Q: With you in Beijing, I wanted to get your thoughts on the US-China trade war. Xi Jinping and Donald Trump are talking. But it remains to be seen whether they cut a deal at the G20 later this month. What do you make of the current tension, and its impact on global growth?

A: I’m a believer in free trade so I’m hopeful that all these different trade disputes will get resolved in a way that you continue to have the best products in different countries made available to everyone.

Q: The midterms. It's about many things to many people in the US-- immigration, the economy, health care, political power.  What does this midterm election mean to you?

A: Well I think when you have a mission like the Gates Foundation to help the poorest, you need to work with every government. We've had great relations with republican governments, Bush raised the aid level quite dramatically. and we'll do our best to articulate why we think any government should want a stable Africa, wanna help out those who are poorest, avoid disease spread around the world. That's what we've been up to the last two years and we'll take a look at who's in charge after this midterm and continue to work with them.

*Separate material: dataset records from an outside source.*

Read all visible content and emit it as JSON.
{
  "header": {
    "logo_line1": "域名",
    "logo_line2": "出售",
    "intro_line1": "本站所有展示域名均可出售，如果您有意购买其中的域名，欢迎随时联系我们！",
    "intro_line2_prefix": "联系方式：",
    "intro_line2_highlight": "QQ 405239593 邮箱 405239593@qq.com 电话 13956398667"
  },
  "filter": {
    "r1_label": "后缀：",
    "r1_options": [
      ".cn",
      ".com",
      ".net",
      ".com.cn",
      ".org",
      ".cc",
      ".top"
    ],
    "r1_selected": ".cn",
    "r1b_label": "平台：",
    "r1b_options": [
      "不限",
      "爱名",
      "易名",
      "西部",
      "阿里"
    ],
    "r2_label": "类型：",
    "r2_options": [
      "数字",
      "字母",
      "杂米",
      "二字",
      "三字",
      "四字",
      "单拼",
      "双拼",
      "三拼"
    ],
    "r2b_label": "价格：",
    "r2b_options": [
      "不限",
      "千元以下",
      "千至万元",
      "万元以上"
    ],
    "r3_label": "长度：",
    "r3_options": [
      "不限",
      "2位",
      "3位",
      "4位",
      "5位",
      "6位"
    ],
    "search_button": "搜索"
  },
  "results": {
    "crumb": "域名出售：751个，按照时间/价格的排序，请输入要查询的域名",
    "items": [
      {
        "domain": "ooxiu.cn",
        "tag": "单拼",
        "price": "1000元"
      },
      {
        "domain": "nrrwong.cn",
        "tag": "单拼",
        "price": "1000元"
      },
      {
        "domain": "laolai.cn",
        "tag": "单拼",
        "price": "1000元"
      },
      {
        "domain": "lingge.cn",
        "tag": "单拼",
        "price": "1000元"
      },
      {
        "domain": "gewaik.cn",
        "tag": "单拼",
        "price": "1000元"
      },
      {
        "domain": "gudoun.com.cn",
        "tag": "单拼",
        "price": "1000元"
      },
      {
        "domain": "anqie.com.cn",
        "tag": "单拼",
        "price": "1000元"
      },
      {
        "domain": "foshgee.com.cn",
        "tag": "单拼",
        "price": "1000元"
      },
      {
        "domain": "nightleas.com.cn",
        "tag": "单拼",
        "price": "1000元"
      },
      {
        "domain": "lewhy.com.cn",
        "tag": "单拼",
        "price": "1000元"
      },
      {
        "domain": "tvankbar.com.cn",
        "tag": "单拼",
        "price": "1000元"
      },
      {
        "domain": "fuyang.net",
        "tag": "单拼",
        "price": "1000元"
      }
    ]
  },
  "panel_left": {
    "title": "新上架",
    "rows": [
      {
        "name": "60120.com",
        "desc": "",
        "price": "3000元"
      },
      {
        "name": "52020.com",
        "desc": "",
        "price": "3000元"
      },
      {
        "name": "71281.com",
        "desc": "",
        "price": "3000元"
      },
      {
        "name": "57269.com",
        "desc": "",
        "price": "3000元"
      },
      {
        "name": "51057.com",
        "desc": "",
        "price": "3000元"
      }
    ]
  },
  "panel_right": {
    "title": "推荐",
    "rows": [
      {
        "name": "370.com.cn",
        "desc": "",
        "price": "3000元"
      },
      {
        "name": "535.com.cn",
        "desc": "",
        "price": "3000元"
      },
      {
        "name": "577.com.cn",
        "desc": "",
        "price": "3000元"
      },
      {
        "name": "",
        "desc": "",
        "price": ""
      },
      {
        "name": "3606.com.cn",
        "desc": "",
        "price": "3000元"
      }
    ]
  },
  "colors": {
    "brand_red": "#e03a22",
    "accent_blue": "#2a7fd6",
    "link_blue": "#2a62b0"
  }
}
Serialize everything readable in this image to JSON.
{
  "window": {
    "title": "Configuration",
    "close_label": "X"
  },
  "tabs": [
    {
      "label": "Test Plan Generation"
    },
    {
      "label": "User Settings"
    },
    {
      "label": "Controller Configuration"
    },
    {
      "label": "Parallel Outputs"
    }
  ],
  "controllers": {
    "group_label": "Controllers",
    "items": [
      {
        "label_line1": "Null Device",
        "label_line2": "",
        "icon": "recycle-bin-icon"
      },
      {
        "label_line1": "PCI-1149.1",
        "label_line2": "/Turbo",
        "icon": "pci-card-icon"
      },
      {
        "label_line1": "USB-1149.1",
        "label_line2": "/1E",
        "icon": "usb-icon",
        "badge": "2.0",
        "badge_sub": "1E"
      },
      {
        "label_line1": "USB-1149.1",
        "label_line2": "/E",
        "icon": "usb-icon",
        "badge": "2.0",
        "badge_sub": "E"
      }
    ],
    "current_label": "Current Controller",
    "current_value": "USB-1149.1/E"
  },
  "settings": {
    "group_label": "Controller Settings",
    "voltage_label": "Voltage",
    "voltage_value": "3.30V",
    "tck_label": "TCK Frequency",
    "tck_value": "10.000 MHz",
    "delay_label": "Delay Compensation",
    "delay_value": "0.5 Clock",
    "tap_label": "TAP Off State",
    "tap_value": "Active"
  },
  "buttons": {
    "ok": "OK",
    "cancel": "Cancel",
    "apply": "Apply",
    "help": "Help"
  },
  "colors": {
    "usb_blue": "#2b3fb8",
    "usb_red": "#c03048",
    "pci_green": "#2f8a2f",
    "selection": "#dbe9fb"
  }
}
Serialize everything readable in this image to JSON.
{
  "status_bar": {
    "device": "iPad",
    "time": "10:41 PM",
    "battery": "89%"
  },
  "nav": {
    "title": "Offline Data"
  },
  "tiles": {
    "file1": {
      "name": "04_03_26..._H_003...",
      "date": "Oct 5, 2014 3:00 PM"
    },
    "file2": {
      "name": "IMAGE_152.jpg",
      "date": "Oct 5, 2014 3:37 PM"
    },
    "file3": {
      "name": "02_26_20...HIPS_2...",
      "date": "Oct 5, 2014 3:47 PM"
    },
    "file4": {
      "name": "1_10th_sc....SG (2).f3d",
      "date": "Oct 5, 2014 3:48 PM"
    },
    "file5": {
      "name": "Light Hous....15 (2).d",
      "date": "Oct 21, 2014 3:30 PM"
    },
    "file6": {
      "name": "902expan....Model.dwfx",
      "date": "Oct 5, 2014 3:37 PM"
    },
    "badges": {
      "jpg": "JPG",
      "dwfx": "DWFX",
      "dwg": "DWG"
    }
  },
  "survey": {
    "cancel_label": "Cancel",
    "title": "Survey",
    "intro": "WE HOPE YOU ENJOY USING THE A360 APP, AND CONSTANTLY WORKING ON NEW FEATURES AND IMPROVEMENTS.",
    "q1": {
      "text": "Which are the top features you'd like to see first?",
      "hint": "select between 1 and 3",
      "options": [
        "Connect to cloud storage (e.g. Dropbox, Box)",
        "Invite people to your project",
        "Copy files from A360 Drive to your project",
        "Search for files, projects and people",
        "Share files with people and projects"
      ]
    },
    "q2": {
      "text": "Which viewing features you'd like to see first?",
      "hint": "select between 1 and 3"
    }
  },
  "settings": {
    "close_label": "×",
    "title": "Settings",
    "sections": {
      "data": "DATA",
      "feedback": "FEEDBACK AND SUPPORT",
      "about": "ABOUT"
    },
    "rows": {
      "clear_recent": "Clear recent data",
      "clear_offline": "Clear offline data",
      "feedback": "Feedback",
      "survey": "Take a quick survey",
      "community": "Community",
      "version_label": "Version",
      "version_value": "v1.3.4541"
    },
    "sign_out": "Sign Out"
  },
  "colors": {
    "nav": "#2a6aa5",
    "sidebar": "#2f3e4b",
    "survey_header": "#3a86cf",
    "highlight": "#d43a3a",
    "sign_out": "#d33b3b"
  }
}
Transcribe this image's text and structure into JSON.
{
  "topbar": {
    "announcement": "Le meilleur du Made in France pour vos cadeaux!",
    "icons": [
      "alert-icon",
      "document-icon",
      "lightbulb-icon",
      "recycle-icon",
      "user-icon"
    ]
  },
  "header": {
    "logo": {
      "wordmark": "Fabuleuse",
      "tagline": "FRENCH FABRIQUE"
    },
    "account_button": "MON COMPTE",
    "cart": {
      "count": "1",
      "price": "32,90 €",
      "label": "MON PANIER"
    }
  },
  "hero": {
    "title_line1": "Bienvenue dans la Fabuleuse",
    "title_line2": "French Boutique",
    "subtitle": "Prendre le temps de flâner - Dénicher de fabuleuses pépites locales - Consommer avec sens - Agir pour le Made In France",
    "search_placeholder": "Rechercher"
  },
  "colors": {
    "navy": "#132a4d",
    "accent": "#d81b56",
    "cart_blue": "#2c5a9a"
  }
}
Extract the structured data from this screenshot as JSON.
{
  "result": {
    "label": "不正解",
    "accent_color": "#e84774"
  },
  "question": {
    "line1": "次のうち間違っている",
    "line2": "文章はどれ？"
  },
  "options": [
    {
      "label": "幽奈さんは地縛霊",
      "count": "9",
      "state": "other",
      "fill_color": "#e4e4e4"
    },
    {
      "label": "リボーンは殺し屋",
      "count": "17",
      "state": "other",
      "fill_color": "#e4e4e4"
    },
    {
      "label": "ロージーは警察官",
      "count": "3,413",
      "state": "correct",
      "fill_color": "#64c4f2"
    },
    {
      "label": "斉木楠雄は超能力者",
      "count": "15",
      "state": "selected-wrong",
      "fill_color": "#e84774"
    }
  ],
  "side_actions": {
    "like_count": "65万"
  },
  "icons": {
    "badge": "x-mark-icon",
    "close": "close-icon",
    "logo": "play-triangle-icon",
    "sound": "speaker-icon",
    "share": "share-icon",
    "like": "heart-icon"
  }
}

Q: You've long maintained this constructive and optimistic approach, but to many people out there it feels like it's a dark world. They look at the fear and the hate and poverty. The problems posed by terrorism and climate change. You constantly speak of solutions. I wanna ask you how do you maintain optimistic?

A: Well the objective facts that we've made incredible progress. You wouldn't want to go backwards whether it's literacy or childhood survival or how we treat people who're gay. we continue to make progress. Even the inequity, the poorer countries are growing faster than richer countries so globally we're down to less than 9 percent of people living in extreme poverty.

I often tell people they should read the book "factfulness" to really step back and not just read the headlines which naturally emphasize where we've had difficulties but to see the gradual progress that has brought childhood death from 11 million year now down to 5 million because we've got now new vaccines. if you really wanna have the model of what we're doing well, we have to step back and see objectively that we've made progress.

Q: We can make progress on issues like poverty, sanitation. What about issues like technology? Fake news. Cyberbullying. Stealth influence campaigns. In 2018, big tech firms may have issued their mea culpas for these ills, but will 2019 be a year of action?

A: Well I can't speak for all the tech firms. The benefits of these great communication technology are fantastic, yet it's not anticipated that in terms of various age groups where there's bullying or some overuse that would foster polarization or some level of fake news, the people in those consumer markets are now looking at how they can do a better job on those things. Overall, I think the tech sector hears those concerns and governments will have more requirements that they have to step up to. that's the normal dynamic that’s taking place.

Q: What about gender equality in tech? It's 2018, it's a year after the #MeToo movement. There is still harassment, lack of opportunity, lack of equal pay. What should be done to bring gender parity to the tech sector and all sectors?

A: My wife Melinda works a lot on increasing the number of women in tech related jobs. By the time you get to 5-10 years of experience, the pool just isn't nearly as balanced as it should be. We need to work on the behaviour- the practices, the role models, how we encourage women at every step of that pipeline, to get somewhat more diversity in that field.